Rapidement, des internautes identifient le profil Facebook supposé de la Zahia en question. Comment lʼont-il reconnue? Facile, elle est la seule Zahia D. à être amie avec le dénommé Abou, soupçonné dʼêtre le souteneur de la dame. Pas besoin d’enquêter davantage, estiment les internautes, qui sʼempressent de diffuser les photos que la demoiselle avait laissées en accès public sur son profil. L’accès aux albums photos du profil de la dite Zahia D. sur Facebook est alors verrouillé, mais c’est déjà trop tard.
Photos en cascade
A la mi-journée, un paquet d’internautes connaît désormais la Zahia de Facebook – appelons-là Zahia F. (comme Facebook) – et considère comme acquis quʼelle EST la demoiselle interrogée, citée par Le Monde, Zahia D. Pourtant, rien ne permet de faire le lien de manière solide entre les deux, sinon des on-dit et une rumeur qui se propage au fil des messages postés sur les réseaux sociaux. Aucun de ceux qui diffusent images n’est en mesure de produire un PV dʼaudition, un témoignage, une enquête journalistique permettant dʼétayer lʼimplication de Zahia F. dans lʼaffaire qui secoue le Bleus.

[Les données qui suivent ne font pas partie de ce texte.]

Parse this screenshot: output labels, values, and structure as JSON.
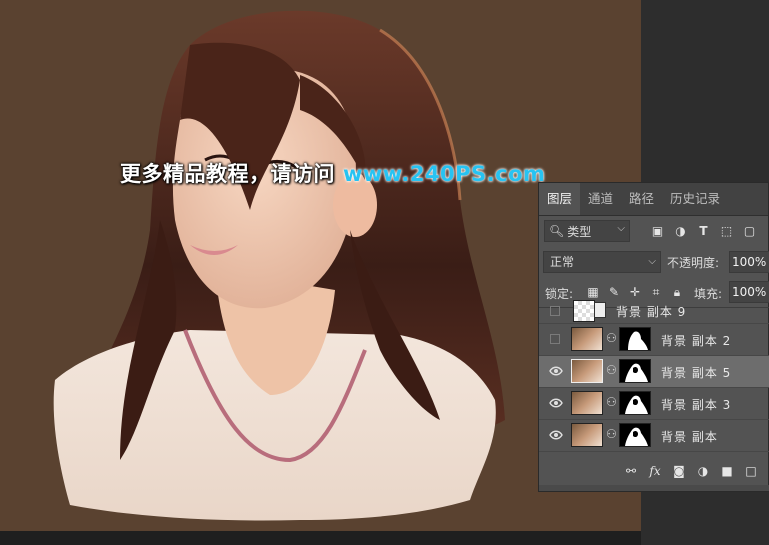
{
  "watermark": {
    "text_cn": "更多精品教程，请访问",
    "site": "www.240PS.com"
  },
  "panel": {
    "tabs": [
      {
        "label": "图层",
        "active": true
      },
      {
        "label": "通道",
        "active": false
      },
      {
        "label": "路径",
        "active": false
      },
      {
        "label": "历史记录",
        "active": false
      }
    ],
    "filter": {
      "label": "类型",
      "icon": "search-icon"
    },
    "blend_mode": "正常",
    "opacity_label": "不透明度:",
    "opacity_value": "100%",
    "lock_label": "锁定:",
    "fill_label": "填充:",
    "fill_value": "100%",
    "layers": [
      {
        "name": "背景 副本 9",
        "visible": false,
        "selected": false,
        "has_mask": false,
        "smart": true
      },
      {
        "name": "背景 副本 2",
        "visible": false,
        "selected": false,
        "has_mask": true
      },
      {
        "name": "背景 副本 5",
        "visible": true,
        "selected": true,
        "has_mask": true
      },
      {
        "name": "背景 副本 3",
        "visible": true,
        "selected": false,
        "has_mask": true
      },
      {
        "name": "背景 副本",
        "visible": true,
        "selected": false,
        "has_mask": true
      }
    ]
  },
  "colors": {
    "canvas_bg": "#5a4230",
    "panel_bg": "#535353",
    "watermark_site": "#27c3f2"
  }
}
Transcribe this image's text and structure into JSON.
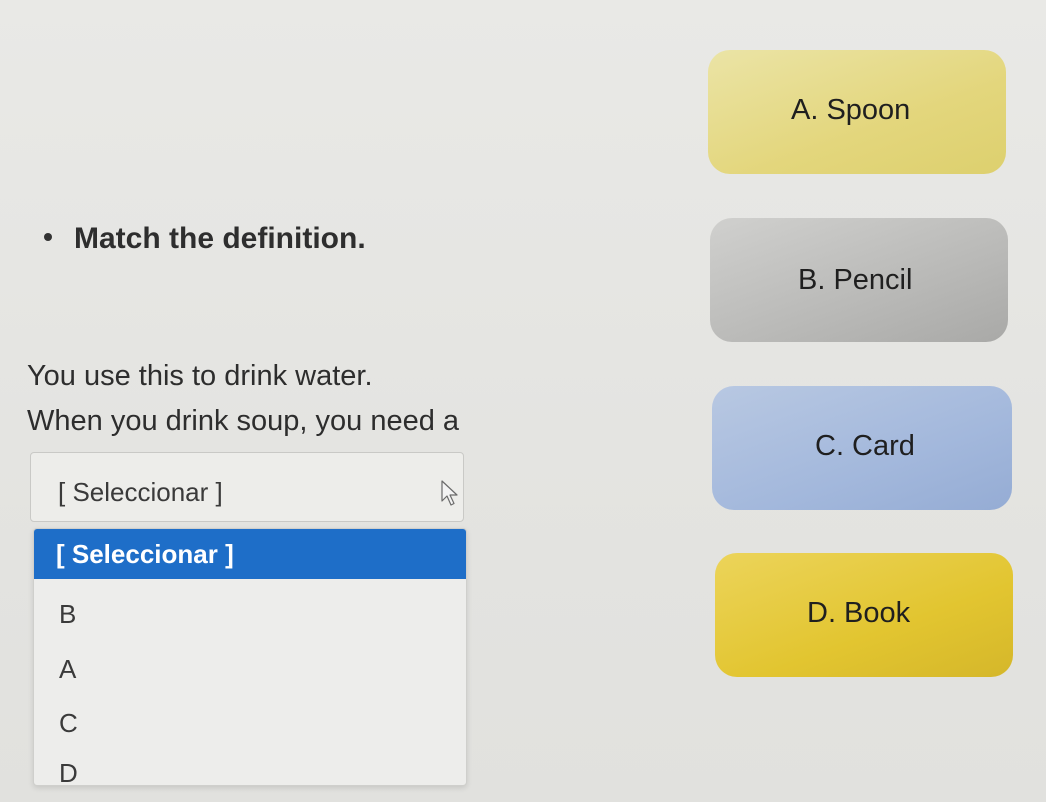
{
  "instruction": "Match the deﬁnition.",
  "questions": [
    "You use this to drink water.",
    "When you drink soup, you need a"
  ],
  "select": {
    "value": "[ Seleccionar ]"
  },
  "dropdown": {
    "options": [
      "[ Seleccionar ]",
      "B",
      "A",
      "C",
      "D"
    ],
    "highlight_color": "#1e6ec8"
  },
  "cards": [
    {
      "label": "A. Spoon",
      "color": "#e3d67c"
    },
    {
      "label": "B. Pencil",
      "color": "#b9b9b7"
    },
    {
      "label": "C. Card",
      "color": "#a3b8dc"
    },
    {
      "label": "D. Book",
      "color": "#e2c530"
    }
  ]
}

Dans le même temps, des petits rigolos créent, le mercredi 21 avril vers 14h30, des faux profils Facebook de la dénommée Zahia D., ainsi que des blogs à son nom. En quelques heures, les profils usurpés récoltent entre 6.000 et 9.000 fans qui disent «aimer» les pages en question.
Jusqu’aux rédactions
Le dérapage continue et, pire, il va maintenant toucher les professionnels de l’information. C’est alors que le sujet prend une tournure inquiétante: lorsque des rédactions sʼemparent du ramdam et reprennent à leur compte le lien Zahia D. / Zahia F. Le premier site à s’engouffrer dans la brèche, cʼest lefigaro.fr, où le papier sur Zahia D. est illustré par une photo issue du Facebook de Zahia F. A l’intérieur de l’article, publié le 21 avril vers 15h, aucun élément ne paraît montrer qu’une enquête journalistique a été faite, ou l’interview d’un proche du dossier, ou la consultation du compte-rendu de l’audition. Toutes les infos visibles sont en fait reprises de lʼarticle du Monde qui, lui, ne fait pas le lien entre les deux Zahia et montre une photo du café Zaman, à Paris, où se seraient rencontrés la femme et les joueurs de foot.
Quasi simultanément, de nombreux sites d’informations marchent dans les pas du Figaro.fr: reprise du Monde et illustration avec des photos pêchées sur Facebook. Au delà du délit de diffamation, constitué par le fait dʼassocier Zahia D. et Zahia F. sans pouvoir le prouver, les articles publiés sur ces sites ne respectent pas le droit à lʼimage et à la vie privée, régis par lʼarticle 9 du code civil («chacun a droit au respect de sa vie privée»).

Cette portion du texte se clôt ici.